Additionally, you may file a complaint with the Florida Health Department at http://www.floridahealth.gov/licensing-and-regulation/enforcement/index.html, Disability Rights of Florida at http://www.disabilityrightsflorida.org/, 1-800-342-0823, or the Florida Abuse Hotline at http://www.myflfamilies.com/service-programs/abuse-hotline, 1-800-962-2873 if you feel your rights have been violated or abuse has occurred during your treatment.
We will not retaliate against you for filing a complaint.
- What personal information is collected from you through the website, how it is used, and with whom it may be shared.
- What choices are available to you regarding the use of your data.
- The security procedures in place to protect the misuse of your information.
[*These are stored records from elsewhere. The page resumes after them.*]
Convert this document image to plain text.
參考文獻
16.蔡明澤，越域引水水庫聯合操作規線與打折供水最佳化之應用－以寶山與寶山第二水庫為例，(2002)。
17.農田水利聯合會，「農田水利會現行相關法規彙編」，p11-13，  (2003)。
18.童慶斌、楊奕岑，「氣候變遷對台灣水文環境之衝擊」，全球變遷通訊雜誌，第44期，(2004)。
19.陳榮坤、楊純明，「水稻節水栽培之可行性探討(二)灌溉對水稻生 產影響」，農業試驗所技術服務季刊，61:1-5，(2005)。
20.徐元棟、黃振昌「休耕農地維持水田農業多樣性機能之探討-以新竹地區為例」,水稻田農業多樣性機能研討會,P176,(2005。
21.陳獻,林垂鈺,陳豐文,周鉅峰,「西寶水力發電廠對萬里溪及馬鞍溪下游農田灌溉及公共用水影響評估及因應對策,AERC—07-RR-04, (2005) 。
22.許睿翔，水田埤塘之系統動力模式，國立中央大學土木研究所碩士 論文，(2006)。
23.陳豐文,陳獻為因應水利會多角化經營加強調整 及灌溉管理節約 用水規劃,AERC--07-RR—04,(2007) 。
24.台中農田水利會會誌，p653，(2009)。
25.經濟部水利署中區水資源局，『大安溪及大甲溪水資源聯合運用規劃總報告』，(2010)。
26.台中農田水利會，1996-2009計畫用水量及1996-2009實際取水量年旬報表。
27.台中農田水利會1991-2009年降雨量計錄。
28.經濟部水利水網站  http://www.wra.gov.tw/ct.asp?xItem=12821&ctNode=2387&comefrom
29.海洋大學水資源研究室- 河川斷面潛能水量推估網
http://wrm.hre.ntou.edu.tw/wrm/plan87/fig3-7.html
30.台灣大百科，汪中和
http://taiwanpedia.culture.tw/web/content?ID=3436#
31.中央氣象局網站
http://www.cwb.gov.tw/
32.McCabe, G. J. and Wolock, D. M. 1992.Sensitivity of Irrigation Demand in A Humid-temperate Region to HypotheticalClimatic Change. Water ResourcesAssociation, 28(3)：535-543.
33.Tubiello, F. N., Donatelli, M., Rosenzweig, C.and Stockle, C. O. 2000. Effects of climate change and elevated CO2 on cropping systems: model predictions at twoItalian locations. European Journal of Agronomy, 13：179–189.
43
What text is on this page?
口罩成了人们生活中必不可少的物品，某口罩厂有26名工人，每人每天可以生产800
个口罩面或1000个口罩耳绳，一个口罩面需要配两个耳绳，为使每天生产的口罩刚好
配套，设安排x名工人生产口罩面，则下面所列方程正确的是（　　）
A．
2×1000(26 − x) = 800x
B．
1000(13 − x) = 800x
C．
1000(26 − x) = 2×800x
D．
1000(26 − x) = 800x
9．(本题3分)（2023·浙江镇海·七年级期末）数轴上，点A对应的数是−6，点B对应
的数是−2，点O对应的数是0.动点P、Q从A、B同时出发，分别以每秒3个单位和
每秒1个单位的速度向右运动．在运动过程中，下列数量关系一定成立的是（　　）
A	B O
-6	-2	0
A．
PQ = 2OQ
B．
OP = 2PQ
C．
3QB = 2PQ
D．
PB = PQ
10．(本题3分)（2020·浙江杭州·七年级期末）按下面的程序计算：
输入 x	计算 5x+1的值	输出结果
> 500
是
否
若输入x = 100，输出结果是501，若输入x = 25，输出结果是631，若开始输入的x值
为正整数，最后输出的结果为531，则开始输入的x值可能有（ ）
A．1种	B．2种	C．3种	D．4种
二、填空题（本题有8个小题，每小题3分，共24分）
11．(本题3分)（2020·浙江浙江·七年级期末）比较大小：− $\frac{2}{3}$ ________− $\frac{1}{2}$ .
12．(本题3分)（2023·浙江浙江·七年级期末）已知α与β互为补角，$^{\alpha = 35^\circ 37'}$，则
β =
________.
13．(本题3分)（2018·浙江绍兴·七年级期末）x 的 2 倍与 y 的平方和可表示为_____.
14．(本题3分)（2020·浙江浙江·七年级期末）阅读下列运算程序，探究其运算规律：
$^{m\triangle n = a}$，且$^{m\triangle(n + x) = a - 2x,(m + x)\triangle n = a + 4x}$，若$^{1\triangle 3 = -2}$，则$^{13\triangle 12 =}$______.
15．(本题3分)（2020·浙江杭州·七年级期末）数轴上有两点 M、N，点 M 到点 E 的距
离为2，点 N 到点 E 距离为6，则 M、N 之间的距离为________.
- How you can correct any inaccuracies in the information.
Information Collect, Use, and Sharing
We are the sole owners of the information collected on this website. We only have access to and collect information that you voluntarily give us via downloading, email, or other direct contact from you. We will not sell or rent this information to anyone. We will use your information to respond to you regarding the reason you contacted us. We will not share your information with any third party outside our organization. Unless you ask us not to, we may contact you via email in the future.
Your Access to and Control over Information
You may opt out of any future contacts from us at any time. You can do the following at any time by contacting The HAVEN Place, LLC:
- See what data we have about you, if any.
- Change/correct any data we have about you.
- Have us delete any data that we have about you.
- Express any concern about our use of your data.
Your privacy is important to us and we take precautions to protect your information. The computers / servers in which we store personally identifiable information are kept in a secure environment and have antivirus/hacker free security measures installed.
The effective date of this Notice is June 2018.